Karar düzeltme için yeni bas vuru ise 'iç hukuk yollarinin tükendiginden sonraki islem kabul ediliyor' seklindeki ifadeniz ceza ve idari yargi icin de ayni midir?
-
AİHM' ne başvurmak için olağan üstü kanun yollarına başvurmaya gerek yoktur. Karar düzeltme olağan üstü kanun yollarından sayıldığından karar düzeltmeye gitmeden de AİHM'ne başvurabilirsiniz.
Fakat burda unutulmaması gereken konu şu: AİHM hukukun uygulanması ile ilgilenmez. YAni her davasını kaybeden AİHM'ne başvuramaz. İNsan hakları açısından (İnsan hakları sözleşmesinde düzenlenmiş olan haklardan) bir ihlal olması gerekir.
-
Sayin Bulentahmetoglu,yanitiniz icin cok tesekkur ederim,yanitiniza gore basvurumun kabul edilebilmesi icin birinci engeli astigimi dusunuyorum.

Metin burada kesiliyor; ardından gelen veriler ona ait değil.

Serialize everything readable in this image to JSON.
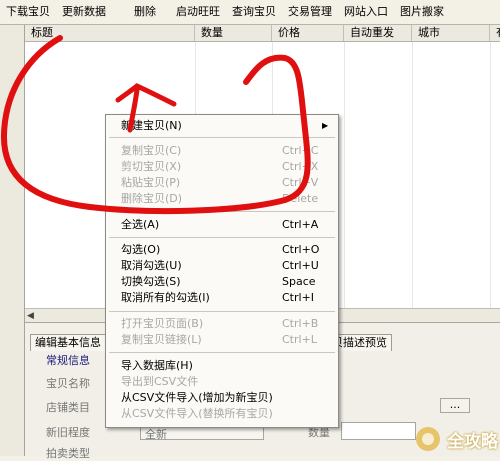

Dava konumu daha sonra ozetleyip buraya yazarak ihlal edilen hakkimi tesbit etmek icin yine yardiminizi istemeyi dusunuyorum.Saygilarimla
-
Sayın Alabora,
Size bir avukata danışmanızı tavsiye edebilirim. Her ne kadar AİHM'ne kendiniz başvurabilsenizde bu başvuru göründüğü kadar kolay değildir. Bir hukukçunun yardımı şart.